Jia Lissa Travelling Alone !!top!! -
Jia smiled, looking at the stars. For the first time, she heard the sound of her own wheels rolling over the earth. And it was the most beautiful music she’d ever known.
You are capable, she whispered to herself.
On the last night, she sat on the edge of a quiet lake in Hakone. The water was black glass, reflecting a million stars. She realized that for her whole life, she’d been waiting for someone to hold her hand, to tell her the way, to laugh at the joke so she knew it was funny. jia lissa travelling alone
In Tokyo, she stood outside a ramen shop, paralyzed. The line was full of couples and laughing groups. Her stomach growled. She almost turned away. But then she remembered: No one is watching. No one cares. She walked in, sat at the counter, and ate the richest tonkotsu ramen of her life. The silence was loud, but not uncomfortable. It was just... hers.
Her mother had cried. “Too dangerous.” Her friends had laughed. “Who travels alone? That’s sad.” But Jia had just smiled, a small, secret curve of her lips. She wanted to find out who she was without the echo of someone else’s opinion. Jia smiled, looking at the stars
The trip wasn't all epiphanies. There were lonely dinners. There was a night in a capsule hotel where the hum of the vents felt like a heartbeat she couldn't match. There was a moment on a bullet train, watching Mount Fuji slide by, when she felt a sharp, sudden ache for her sister’s stupid jokes. She let the tears come. Then she wiped them away.

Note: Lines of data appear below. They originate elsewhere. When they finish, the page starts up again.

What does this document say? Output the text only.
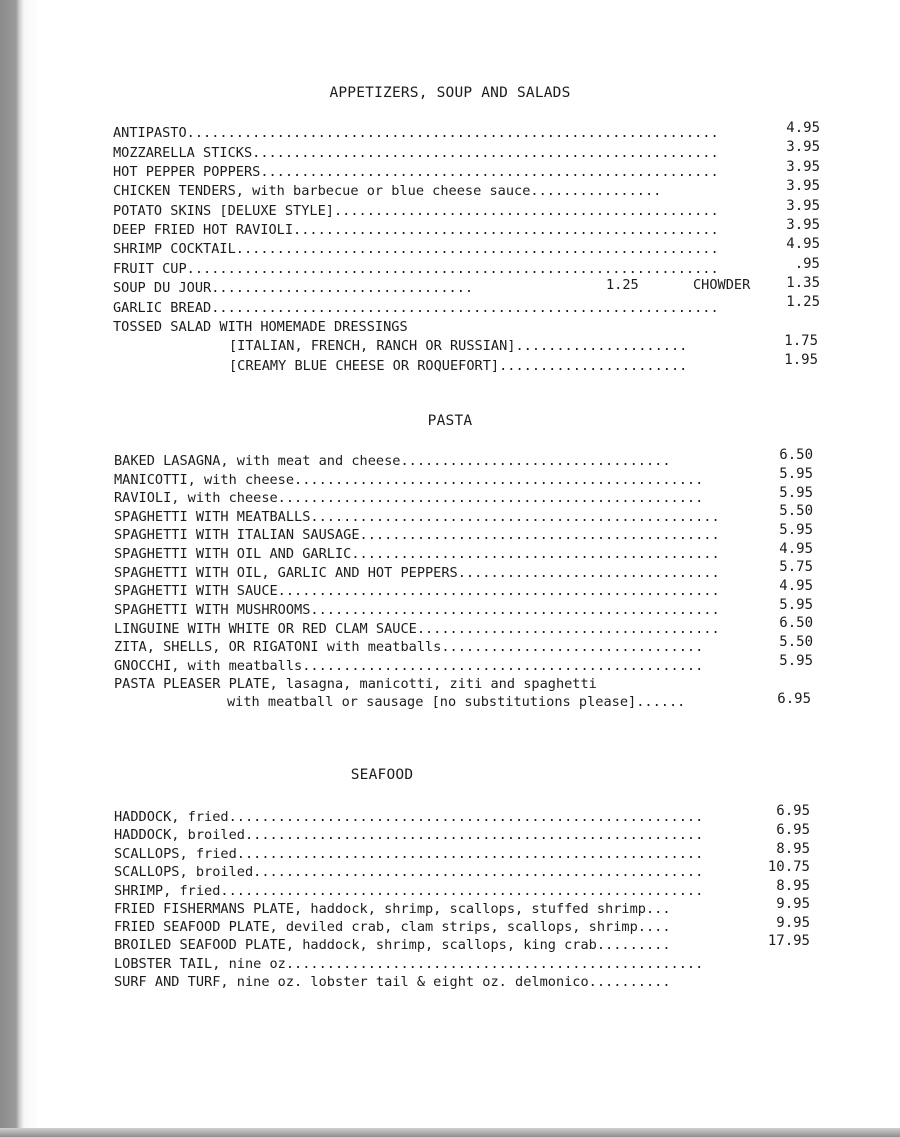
APPETIZERS, SOUP AND SALADS
ANTIPASTO.................................................................	4.95
MOZZARELLA STICKS.........................................................	3.95
HOT PEPPER POPPERS........................................................	3.95
CHICKEN TENDERS, with barbecue or blue cheese sauce................	3.95
POTATO SKINS [DELUXE STYLE]...............................................	3.95
DEEP FRIED HOT RAVIOLI....................................................	3.95
SHRIMP COCKTAIL...........................................................	4.95
FRUIT CUP.................................................................	.95
SOUP DU JOUR................................	1.25	CHOWDER	1.35
GARLIC BREAD..............................................................	1.25
TOSSED SALAD WITH HOMEMADE DRESSINGS
[ITALIAN, FRENCH, RANCH OR RUSSIAN].....................	1.75
[CREAMY BLUE CHEESE OR ROQUEFORT].......................	1.95
PASTA
BAKED LASAGNA, with meat and cheese.................................	6.50
MANICOTTI, with cheese..................................................	5.95
RAVIOLI, with cheese....................................................	5.95
SPAGHETTI WITH MEATBALLS..................................................	5.50
SPAGHETTI WITH ITALIAN SAUSAGE............................................	5.95
SPAGHETTI WITH OIL AND GARLIC.............................................	4.95
SPAGHETTI WITH OIL, GARLIC AND HOT PEPPERS................................	5.75
SPAGHETTI WITH SAUCE......................................................	4.95
SPAGHETTI WITH MUSHROOMS..................................................	5.95
LINGUINE WITH WHITE OR RED CLAM SAUCE.....................................	6.50
ZITA, SHELLS, OR RIGATONI with meatballs................................	5.50
GNOCCHI, with meatballs.................................................	5.95
PASTA PLEASER PLATE, lasagna, manicotti, ziti and spaghetti
with meatball or sausage [no substitutions please]......	6.95
SEAFOOD
HADDOCK, fried..........................................................	6.95
HADDOCK, broiled........................................................	6.95
SCALLOPS, fried.........................................................	8.95
SCALLOPS, broiled.......................................................	10.75
SHRIMP, fried...........................................................	8.95
FRIED FISHERMANS PLATE, haddock, shrimp, scallops, stuffed shrimp...	9.95
FRIED SEAFOOD PLATE, deviled crab, clam strips, scallops, shrimp....	9.95
BROILED SEAFOOD PLATE, haddock, shrimp, scallops, king crab.........	17.95
LOBSTER TAIL, nine oz...................................................
SURF AND TURF, nine oz. lobster tail & eight oz. delmonico..........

In a tiny hostel in Osaka, she met an old woman who spoke no English. Jia spoke no Japanese. Yet, for two hours, they drank tea, drew pictures in a notebook, and laughed until their stomachs hurt. The woman drew a single flower on a page and pointed at Jia. Alone, but not lonely. Jia kept the drawing in her wallet. You are capable, she whispered to herself
She pulled out her phone, turned it on for the first time in three days, and texted her sister: I’m coming home. But I’m different.